MoPoTsyo’s Medical Doctor Em Savoeun traveled to Chennai in India, as grantee of the World Diabetes Foundation’s Peer Program, for an exposure visit at Dr Mohan’s Diabetes Specialities Centre.
After 4 weeks and having picked up interesting ideas, he returned to Cambodia at the end of April….and got married throwing a big party on 15 May 2010.
We purchased a second laboratory machine to provide opportunity to our members to do the main biochemistry tests with reliable results twice per year at affordable prices. Demand appears stronger than we had expected. The availability of the lab results helps the Doctors to make more appropriate prescriptions for our members. We are busy recruiting a full time experienced and licensed laboratory technician to work with us.
In early April, before Khmer New Year, we held a large Peer Educator Network meeting in the open air in Cambodia’s biggest Zoo, Phnom Ta Mao. Why in the Zoo? Why not in the Zoo? It is a nice Zoo and the animals appear well taken care of and have lots of space. We were also taken care of but as visitors and enjoyed the day with play, food and discussions. It is the first time we talked about “environment” and how we also can contribute to preserving it as part of our work.

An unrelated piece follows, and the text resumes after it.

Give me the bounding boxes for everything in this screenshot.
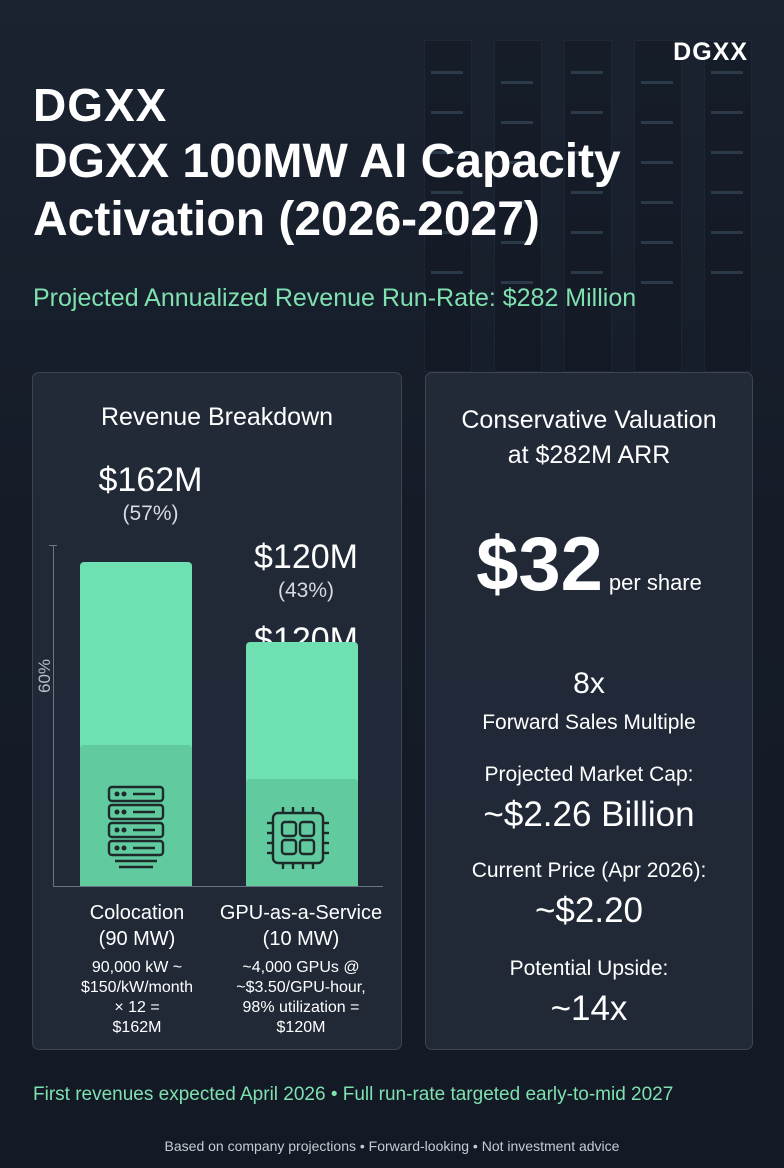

The peer educators from Takeo, Phnom Penh and Banteay Meanchey met to discuss about two other important topics: prepare World Diabetes Day 2010 and on our own evaluation system.
Primary Prevention activities with FHD
In collaboration with the network of another NGO in the urban slums, FHD, and with technical assistance from WHO, we organized a morning on risk factor control to increase awareness and use FHD’s network to reach more people in the slum areas. This is part of our attempt to try to work also through other organizations to reach more people with prevention messages. With joint activities and mass events where information is available, people can screen their risk factors and find their way to more affordable care systems, like ours. There will be a follow-up meeting with the same group 3 months later, to see if their risk factors have improved and to find out if they have changed their behavior and also why not, if they haven’t.
Cambodia’s Ministry of Health and the Ministry of Education have approved a poster that we have helped to design for use in the schools where we are doing primary prevention. The poster explains risk factor control. We use it to explain teachers about this topic. This is the basis for a second phase where the teachers and school children are involved together in grass roots actions on primary prevention. The poster is now ready to go to the printing shop.
Click to see the picture.
Opening New pharmacies
On one hand Cambodia is in the international news because it is making an strong effort to crack down on fake medicines and illegal pharmacies. The provincial authorities have asked us to speed up the expansion of our distribution network. We are doing everything according to the law and cooperate closely with the local authorities. The number of pharmacy outlets that we have contracted has risen from 7 to 12. Our short term target is 40 pharmacies. The underlying reason that travel costs are a big part of the costs to adhere to prescription in Cambodia, not just the price of the medicines…. In order to reduce the travel costs for people who need to buy their prescription medicines, we will establish at least 4 pharmacies in each operational district.
MoPoTsyo joined forces with the French NGO ACTED-Pharmacies Sans Frontieres in order to apply for funding from the European Union in order to be able to set up a Peer Educator Network in Chhouk Operational District in Kampot province. Now it is the 4th time we are applying for funding from the EU for the same project in the same area because the EU rejected it 3 times already. There are many agencies who apply in a very competitive process. One day we’ll get it.
A documentary, called THE GIRLS OF PHNOM PENH portrays the lives of 3 young girls who have been sold by their relatives to pay for the family’s medical bills… and yes: her own mother’s Diabetes is the chronic disease that costs a fortune to treat and that is where the sex worker income is spent on. A compelling movie which lets the girls reflect and talk about themselves. Read more about this 60 minute recent release at http://www.thegirlsofphnompenh.com/thefilm/thefilm.html
The Geneva Health Forum in April 2010 (http://www.ghf10.org/) where MoPoTsyo was invited to speak about access to chronic care, presenting the Peer Educator Network as a possible intervention in Low Income Countries. The presentation can be found at conference web page http://www.ghf10.org/reports/160 presentation number PS33.
Our auditor, Vanda, completed the audit of 2009.
Kompong Speu province
It took several months but last week we obtained the official permission from the authorities in Kompong Speu province to begin building a Peer Educator Network in the operational district of Kong Pisey. The first Peer Educator has been identified and his training has started. Other candidate peer educators were not suitable. It is a new project funded by AUSAID.
MoPoTsyo received new deliveries of Insulin from Insulin For Life Australia and also from Insulin for Life The Netherlands (new!). The handling fee was already low and now we also managed to lower the transport costs. However the price of syringes became higher for people because our stock of free syringes is finished and therefore we can no longer give them out for free. We are now developing special sets of 3ml insulin with 3 syringes and 10 ml with 10 syringes, keeping the total price per insulin patient at the same level as before. So for them nothing changes.